Rufinus tried to ignore the man’s apparent bile and hauled on the rope, pulling it back toward the cleat at the ship’s side. Working together under the baleful glare of Neptune and the equally spite-filled gaze of Fecus, the two men hauled the rope under the metal and pulled until the muscles stood proud from their flesh and the veins stood proud from their muscles, finally coiling the rope around and beginning to tie it off.
As Rufinus pulled the cord ever tighter and the pair looped the end and cinched it, the ship dipped again and both men were forced to grip the rail to stay upright. Despite everything, Rufinus heaved a sigh of relief. At least one disaster had been averted. Rubbing his rain-soaked neck he glanced up at the now-secure main spar, and then back down with a satisfied smile to Fecus…

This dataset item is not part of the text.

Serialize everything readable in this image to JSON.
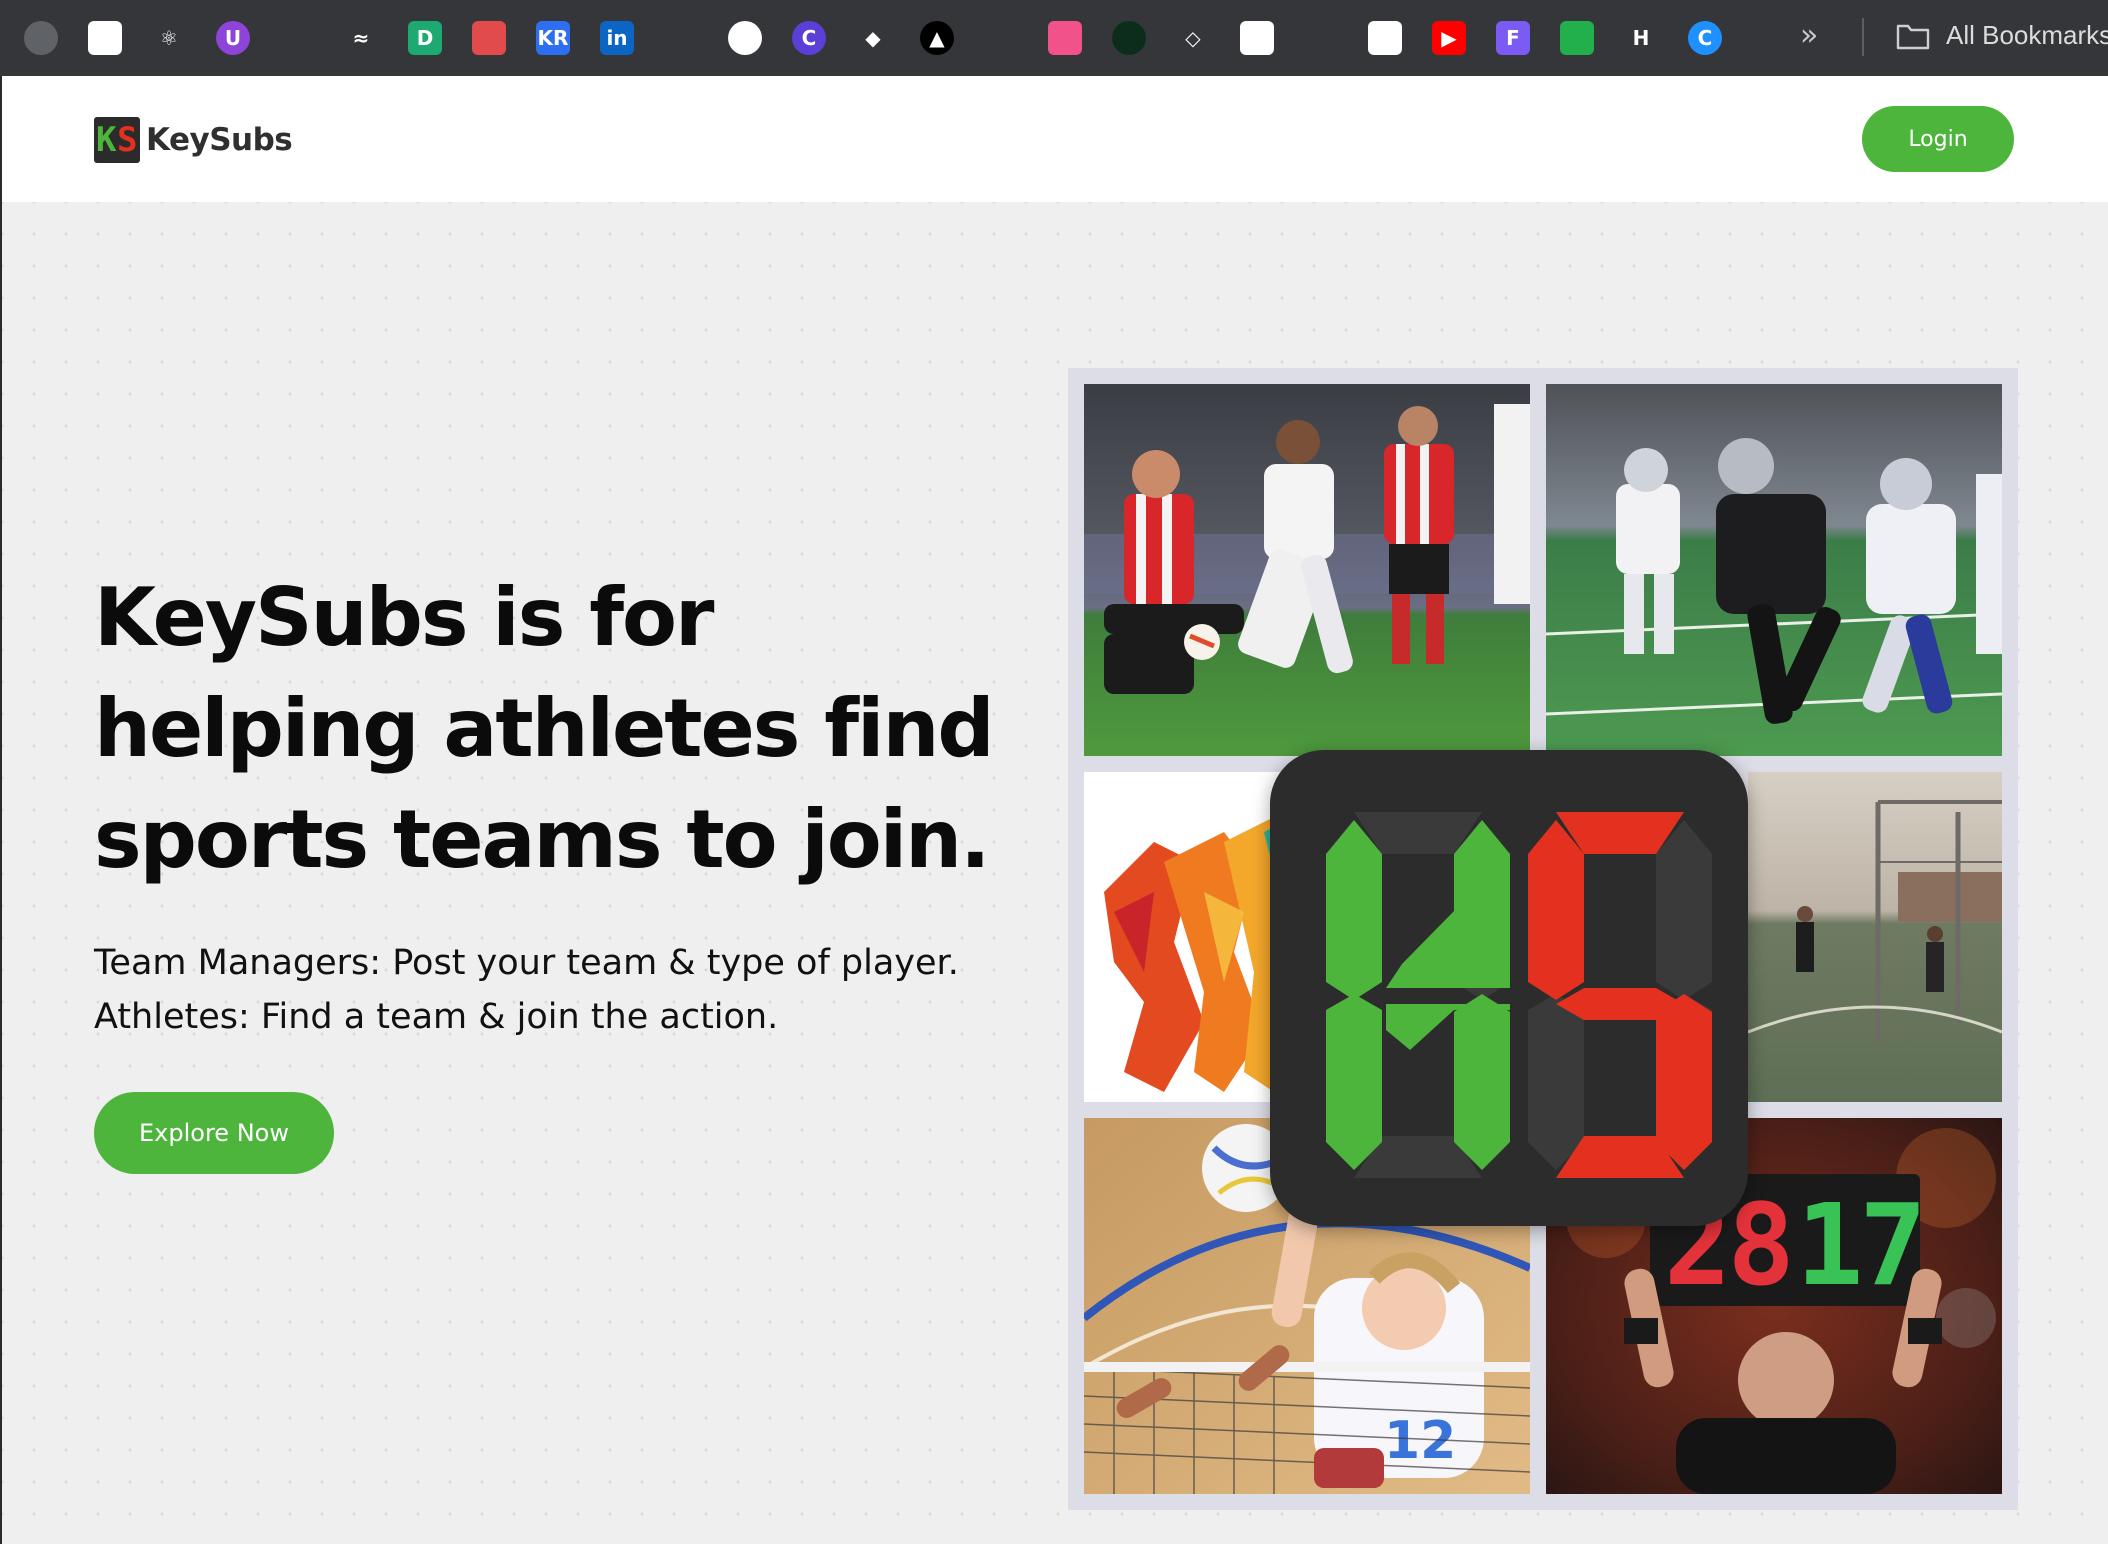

…who hit him full in the face with a heavy, wooden tholepin, ripped from the oar-loop at the ship’s side.
Rufinus’ world burst in crimson pain. His nose had broken, but that was the least of his worries. The heavy wooden club had struck him between the eyes with a very measured blow and it felt as though a horse had stood on his head. He knew he was staggering around, his limbs splaying out as though they were made of floppy wet linen. He felt he was probably falling, but couldn’t quite work out which way was up. Something square filled his vision and then everything went white and then black and then red again.
And then a leering face was in front of him. He tried to do something but even his brain s
eemed not to work, let alone the body it controlled.
‘Fucking Praetorians ended my career, shit-balls!’
Fecus was above him with that heavy pin in his grip again, raising it for an overhand blow. Rufinus should be able to react to this. Fighting in the pugilist arena was what he did best. No one could out-tactic him in a boxing match. And he’d taken more than a normal man’s share of blows to the head in his time, too. But for some reason he couldn’t even think. What a state to get in, Refinnn…
He frowned in bafflement. What was his name again?
He watched with passing interest as Fecus brought the wooden club down toward his head for the killing blow. The strike never came. Instead, the burly former legionary gave a brief squawk of alarm and disappeared over the side of the ship, where he vanished from sight in the gloom. Rufinus could do nothing but stare in confusion as the aggressive shape of Fecus was replaced by the concerned form of Dexter.
‘Head like a melon,’ the strange southerner grinned and was suddenly leaning down and grasping Rufinus, lifting his floppy form as though he were a child’s doll. Rufinus tried not to giggle as his friend settled him across the shoulders and, gripping him with one hand, began to slowly make his way back to the stern with the other whitened fist gripping the rail, stepping carefully from bench to bench.
There was one hair-raising moment when a high wave came over the side and washed the pair of them heavily, threatening to send them spinning across the benches and away. Only Dexter’s impressive grip kept them in place. Of course, Rufinus could only make out parts of what was happening, his eyes seemingly unable to follow the commands of his brain and showing him unhelpful things like a man’s foot and a slick series of wooden boards. Yet he felt nicely comfortable.
As Dexter dropped him to the relative safety of the stern rail and slumped down next to him, Rufinus tried not to laugh. Someone had given him a drink somehow amid this nightmare. It must be mulsum, or a good thick eastern wine, judging by the consistency.